Mathematically if the probability of one state is reduced then the probability of all other states is improved proportionally.
Notice how in the below test despite how cardinal the data in randvalue is we see there are duplicates (226). There is an infinite series of numbers that could be explored in the decimal places but we still end up with duplicates.
But scientific method requires that the test be repeatable so we do this again.
Second time around we see comparable results to the first run. At this point it’s safe to say that the RAND() function is not truly random.
Just to be sure we run the same test with only 100K iterations (maybe the duplicates are cause by the values rolling back on themselves). We see that even for 100K iterations we encounter duplicates. Well before other options are explored.
So why does this happen? The RAND() function actually expects a seed value which if not provided by the user is automatically assigned by SQL Server itself.
The seed value can be tinyint, smallint or int datatypes. For any input seed value an equivalent random number is generated. So you see that RAND() function is more like a hashing algorithm – for a given input there is always the same output. Basically what this means is “while the output or random function appears to be a random number the probability of that number being generated is not exactly pure chance”. If the seed value is int then there are only 2,147,483,647 possible inputs and as a result the same number of outputs.
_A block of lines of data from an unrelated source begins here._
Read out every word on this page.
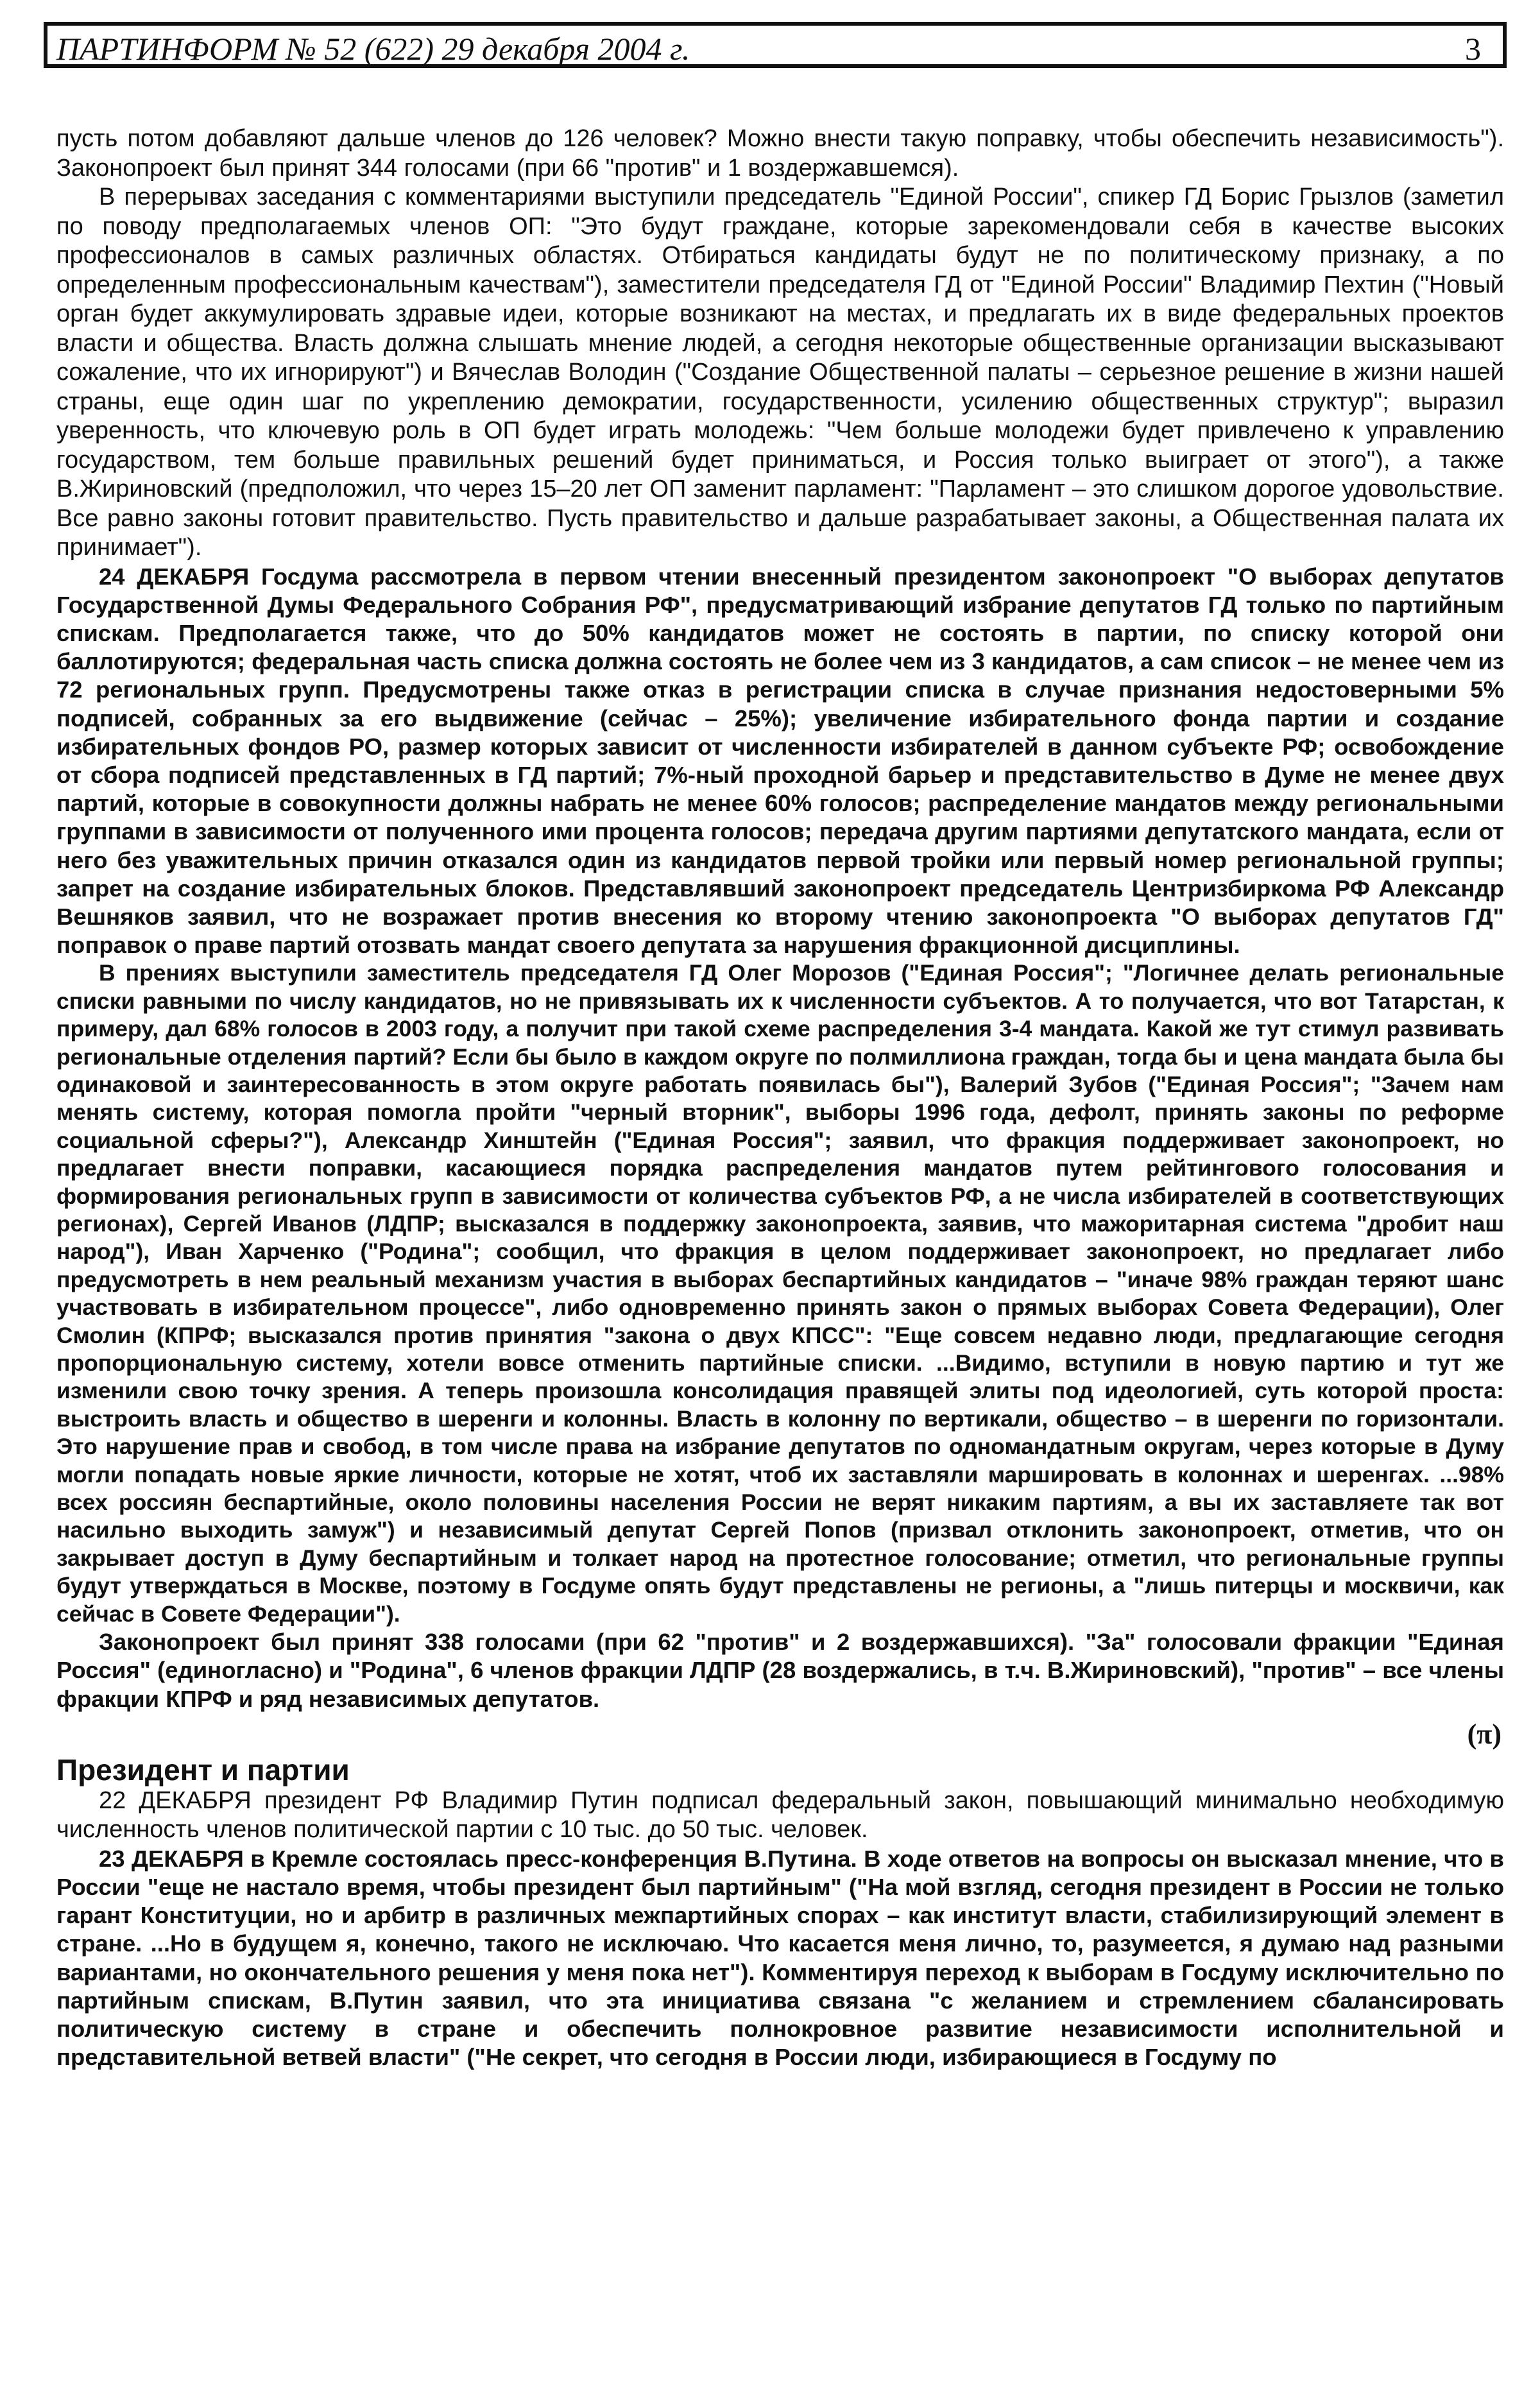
ПАРТИНФОРМ № 52 (622) 29 декабря 2004 г.	3

пусть потом добавляют дальше членов до 126 человек? Можно внести такую поправку, чтобы обеспечить независимость"). Законопроект был принят 344 голосами (при 66 "против" и 1 воздержавшемся).

В перерывах заседания с комментариями выступили председатель "Единой России", спикер ГД Борис Грызлов (заметил по поводу предполагаемых членов ОП: "Это будут граждане, которые зарекомендовали себя в качестве высоких профессионалов в самых различных областях. Отбираться кандидаты будут не по политическому признаку, а по определенным профессиональным качествам"), заместители председателя ГД от "Единой России" Владимир Пехтин ("Новый орган будет аккумулировать здравые идеи, которые возникают на местах, и предлагать их в виде федеральных проектов власти и общества. Власть должна слышать мнение людей, а сегодня некоторые общественные организации высказывают сожаление, что их игнорируют") и Вячеслав Володин ("Создание Общественной палаты – серьезное решение в жизни нашей страны, еще один шаг по укреплению демократии, государственности, усилению общественных структур"; выразил уверенность, что ключевую роль в ОП будет играть молодежь: "Чем больше молодежи будет привлечено к управлению государством, тем больше правильных решений будет приниматься, и Россия только выиграет от этого"), а также В.Жириновский (предположил, что через 15–20 лет ОП заменит парламент: "Парламент – это слишком дорогое удовольствие. Все равно законы готовит правительство. Пусть правительство и дальше разрабатывает законы, а Общественная палата их принимает").

24 ДЕКАБРЯ Госдума рассмотрела в первом чтении внесенный президентом законопроект "О выборах депутатов Государственной Думы Федерального Собрания РФ", предусматривающий избрание депутатов ГД только по партийным спискам. Предполагается также, что до 50% кандидатов может не состоять в партии, по списку которой они баллотируются; федеральная часть списка должна состоять не более чем из 3 кандидатов, а сам список – не менее чем из 72 региональных групп. Предусмотрены также отказ в регистрации списка в случае признания недостоверными 5% подписей, собранных за его выдвижение (сейчас – 25%); увеличение избирательного фонда партии и создание избирательных фондов РО, размер которых зависит от численности избирателей в данном субъекте РФ; освобождение от сбора подписей представленных в ГД партий; 7%-ный проходной барьер и представительство в Думе не менее двух партий, которые в совокупности должны набрать не менее 60% голосов; распределение мандатов между региональными группами в зависимости от полученного ими процента голосов; передача другим партиями депутатского мандата, если от него без уважительных причин отказался один из кандидатов первой тройки или первый номер региональной группы; запрет на создание избирательных блоков. Представлявший законопроект председатель Центризбиркома РФ Александр Вешняков заявил, что не возражает против внесения ко второму чтению законопроекта "О выборах депутатов ГД" поправок о праве партий отозвать мандат своего депутата за нарушения фракционной дисциплины.

В прениях выступили заместитель председателя ГД Олег Морозов ("Единая Россия"; "Логичнее делать региональные списки равными по числу кандидатов, но не привязывать их к численности субъектов. А то получается, что вот Татарстан, к примеру, дал 68% голосов в 2003 году, а получит при такой схеме распределения 3-4 мандата. Какой же тут стимул развивать региональные отделения партий? Если бы было в каждом округе по полмиллиона граждан, тогда бы и цена мандата была бы одинаковой и заинтересованность в этом округе работать появилась бы"), Валерий Зубов ("Единая Россия"; "Зачем нам менять систему, которая помогла пройти "черный вторник", выборы 1996 года, дефолт, принять законы по реформе социальной сферы?"), Александр Хинштейн ("Единая Россия"; заявил, что фракция поддерживает законопроект, но предлагает внести поправки, касающиеся порядка распределения мандатов путем рейтингового голосования и формирования региональных групп в зависимости от количества субъектов РФ, а не числа избирателей в соответствующих регионах), Сергей Иванов (ЛДПР; высказался в поддержку законопроекта, заявив, что мажоритарная система "дробит наш народ"), Иван Харченко ("Родина"; сообщил, что фракция в целом поддерживает законопроект, но предлагает либо предусмотреть в нем реальный механизм участия в выборах беспартийных кандидатов – "иначе 98% граждан теряют шанс участвовать в избирательном процессе", либо одновременно принять закон о прямых выборах Совета Федерации), Олег Смолин (КПРФ; высказался против принятия "закона о двух КПСС": "Еще совсем недавно люди, предлагающие сегодня пропорциональную систему, хотели вовсе отменить партийные списки. ...Видимо, вступили в новую партию и тут же изменили свою точку зрения. А теперь произошла консолидация правящей элиты под идеологией, суть которой проста: выстроить власть и общество в шеренги и колонны. Власть в колонну по вертикали, общество – в шеренги по горизонтали. Это нарушение прав и свобод, в том числе права на избрание депутатов по одномандатным округам, через которые в Думу могли попадать новые яркие личности, которые не хотят, чтоб их заставляли маршировать в колоннах и шеренгах. ...98% всех россиян беспартийные, около половины населения России не верят никаким партиям, а вы их заставляете так вот насильно выходить замуж") и независимый депутат Сергей Попов (призвал отклонить законопроект, отметив, что он закрывает доступ в Думу беспартийным и толкает народ на протестное голосование; отметил, что региональные группы будут утверждаться в Москве, поэтому в Госдуме опять будут представлены не регионы, а "лишь питерцы и москвичи, как сейчас в Совете Федерации").

Законопроект был принят 338 голосами (при 62 "против" и 2 воздержавшихся). "За" голосовали фракции "Единая Россия" (единогласно) и "Родина", 6 членов фракции ЛДПР (28 воздержались, в т.ч. В.Жириновский), "против" – все члены фракции КПРФ и ряд независимых депутатов.

(π)
Президент и партии

22 ДЕКАБРЯ президент РФ Владимир Путин подписал федеральный закон, повышающий минимально необходимую численность членов политической партии с 10 тыс. до 50 тыс. человек.

23 ДЕКАБРЯ в Кремле состоялась пресс-конференция В.Путина. В ходе ответов на вопросы он высказал мнение, что в России "еще не настало время, чтобы президент был партийным" ("На мой взгляд, сегодня президент в России не только гарант Конституции, но и арбитр в различных межпартийных спорах – как институт власти, стабилизирующий элемент в стране. ...Но в будущем я, конечно, такого не исключаю. Что касается меня лично, то, разумеется, я думаю над разными вариантами, но окончательного решения у меня пока нет"). Комментируя переход к выборам в Госдуму исключительно по партийным спискам, В.Путин заявил, что эта инициатива связана "с желанием и стремлением сбалансировать политическую систему в стране и обеспечить полнокровное развитие независимости исполнительной и представительной ветвей власти" ("Не секрет, что сегодня в России люди, избирающиеся в Госдуму по
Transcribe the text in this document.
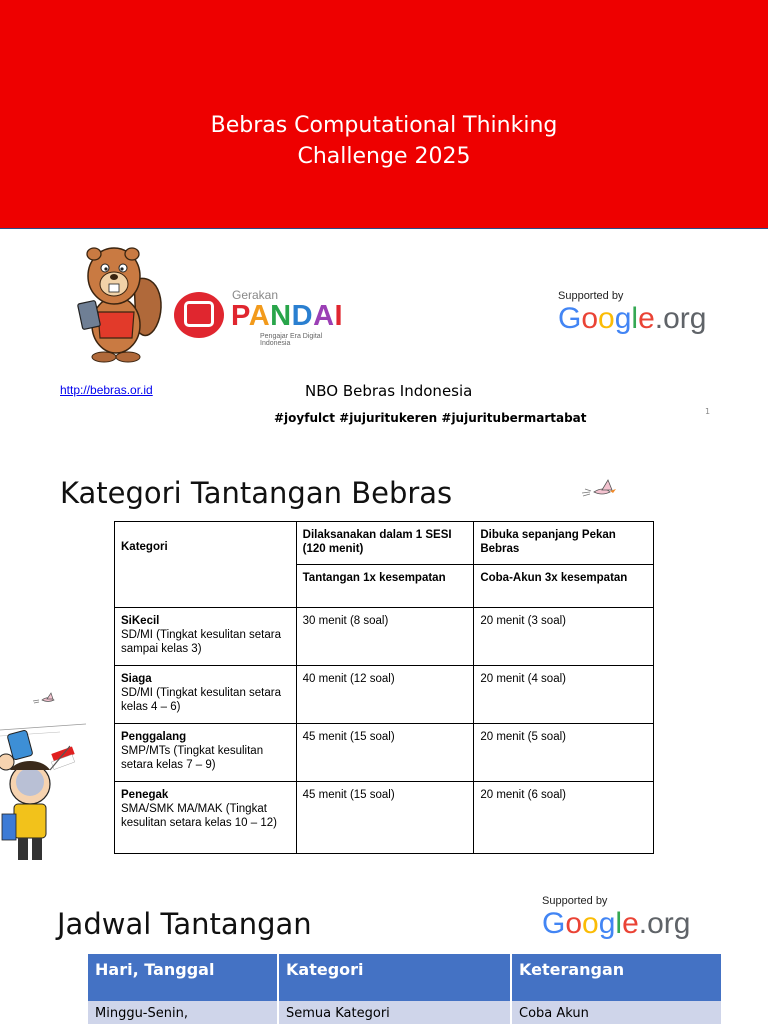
Bebras Computational Thinking
Challenge 2025
Gerakan
PANDAI
Pengajar Era Digital Indonesia
Supported by
Google.org
http://bebras.or.id	NBO Bebras Indonesia
#joyfulct #jujuritukeren #jujuritubermartabat	1
Kategori Tantangan Bebras
Kategori	Dilaksanakan dalam 1 SESI (120 menit)	Dibuka sepanjang Pekan Bebras
	Tantangan 1x kesempatan	Coba-Akun 3x kesempatan

SiKecil
SD/MI (Tingkat kesulitan setara sampai kelas 3)	30 menit (8 soal)	20 menit (3 soal)

Siaga
SD/MI (Tingkat kesulitan setara kelas 4 – 6)	40 menit (12 soal)	20 menit (4 soal)

Penggalang
SMP/MTs (Tingkat kesulitan setara kelas 7 – 9)	45 menit (15 soal)	20 menit (5 soal)

Penegak
SMA/SMK MA/MAK (Tingkat kesulitan setara kelas 10 – 12)	45 menit (15 soal)	20 menit (6 soal)
Jadwal Tantangan
Supported by
Google.org
Hari, Tanggal	Kategori	Keterangan
Minggu-Senin,	Semua Kategori	Coba Akun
In order to be truly random the function needs to be aware of previous output values and ensure they do not repeat. This way every value has an equal probability. However this can be extremely resource intensive so not really practical. The other option is to build into the logic some inherent randomness such as quantum randomness from the atomic level. Thanks to big bang theory I am sure everyone is aware of Schrodinger’s Cat now. Or use cosmic background radiation or gamma particles to seed randomness into the chip level design itself.
The more we use statistical analysis to improve machine learning, AI, game theory etc. the more important it becomes to define what random chance is. And how not everything that seems random actually is. But that’s a topic for Chaos theory and another day.